I designed and led a comprehensive testing methodology using Maze for remote usability testing, serving as lead interviewer while coordinating with note-takers and moderators. This systematic approach allowed us to validate our core hypothesis: could we actually reduce 60-minute manual reviews to 5-minute AI-assisted processes without compromising accuracy?
100%
Task Completion Rate
80%
User Satisfaction
91.7%
Workflow Efficiency Improvement
5%
Error Rate
Through systematic analysis of user interactions, we identified and resolved three key usability challenges:
1. Cognitive Overload in AI Confidence Interpretation
Issue: Users struggled to understand AI confidence scores in regulatory context
Solution: Redesigned confidence indicators using familiar regulatory language ("Requires Review" vs. "Likely Compliant")
2. Task Priority Confusion in Dashboard View
Issue: Managers couldn't quickly identify urgent cases requiring immediate attention
Solution: Implemented color-coded priority system with deadline proximity indicators
3. Progress Tracking Visibility for Individual Reviewers
Issue: Reviewers wanted clearer visibility into their daily/weekly completion rates
Solution: Added personal productivity dashboard with historical performance trends
Real-World Implementation Impact
Post-launch validation confirmed our design success:
Monthly time savings:
1,375 hours saved across the team (from 1,500 hours to 125 hours for same workload)Improved work-life balance:
"I can actually leave the office on time now" - ReviewerEnhanced management visibility:
"I can see everyone's progress in real-time and distribute work more fairly" - Team ManagerScalability proven:
System successfully handled peak loads of 2,000+ cases during high-advertising seasons
Retrospective
"This project taught me that government UX is fundamentally different. The hard part wasn't the AI integration, it was getting people who'd worked the same way for years to trust a completely new system. Working within government constraints actually helped me focus on fundamentals rather than trendy design patterns.

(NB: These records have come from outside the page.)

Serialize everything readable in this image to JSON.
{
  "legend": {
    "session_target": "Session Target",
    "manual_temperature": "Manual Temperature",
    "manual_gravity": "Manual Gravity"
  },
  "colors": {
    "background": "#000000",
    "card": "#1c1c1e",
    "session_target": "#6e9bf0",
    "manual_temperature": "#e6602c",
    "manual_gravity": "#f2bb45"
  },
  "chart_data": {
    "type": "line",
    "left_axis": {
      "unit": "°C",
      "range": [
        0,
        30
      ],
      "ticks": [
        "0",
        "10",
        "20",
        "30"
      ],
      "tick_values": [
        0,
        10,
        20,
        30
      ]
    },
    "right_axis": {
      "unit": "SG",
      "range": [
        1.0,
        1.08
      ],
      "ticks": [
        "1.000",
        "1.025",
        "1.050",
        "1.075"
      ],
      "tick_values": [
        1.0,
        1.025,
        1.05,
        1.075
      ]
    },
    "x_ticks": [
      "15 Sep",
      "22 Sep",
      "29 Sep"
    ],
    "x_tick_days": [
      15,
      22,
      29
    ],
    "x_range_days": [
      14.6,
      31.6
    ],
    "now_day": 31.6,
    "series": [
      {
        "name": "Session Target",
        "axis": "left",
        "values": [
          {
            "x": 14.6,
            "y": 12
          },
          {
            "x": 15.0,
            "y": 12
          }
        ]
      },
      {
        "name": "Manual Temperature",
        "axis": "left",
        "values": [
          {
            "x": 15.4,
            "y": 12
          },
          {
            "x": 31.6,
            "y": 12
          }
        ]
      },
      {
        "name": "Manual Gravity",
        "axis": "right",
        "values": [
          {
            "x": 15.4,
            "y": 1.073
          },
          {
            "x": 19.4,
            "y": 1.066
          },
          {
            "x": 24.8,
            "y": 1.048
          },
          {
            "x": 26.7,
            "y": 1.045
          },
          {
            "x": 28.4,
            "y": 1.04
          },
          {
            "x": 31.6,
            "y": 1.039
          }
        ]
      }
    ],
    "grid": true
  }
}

The 91.7% efficiency boost came from straightforward improvements like better task organization, not flashy features. Building everything from scratch was challenging since there was no existing system to reference, but it forced every decision to be deliberate. I learned a lot about balancing AI automation with the human oversight that regulatory work demands. Looking back, I wish I'd gathered more baseline data upfront and hadn't taken on both UX lead and project management roles. But the experience convinced me that traditional industries embracing AI have huge potential for meaningful impact when you get the UX right."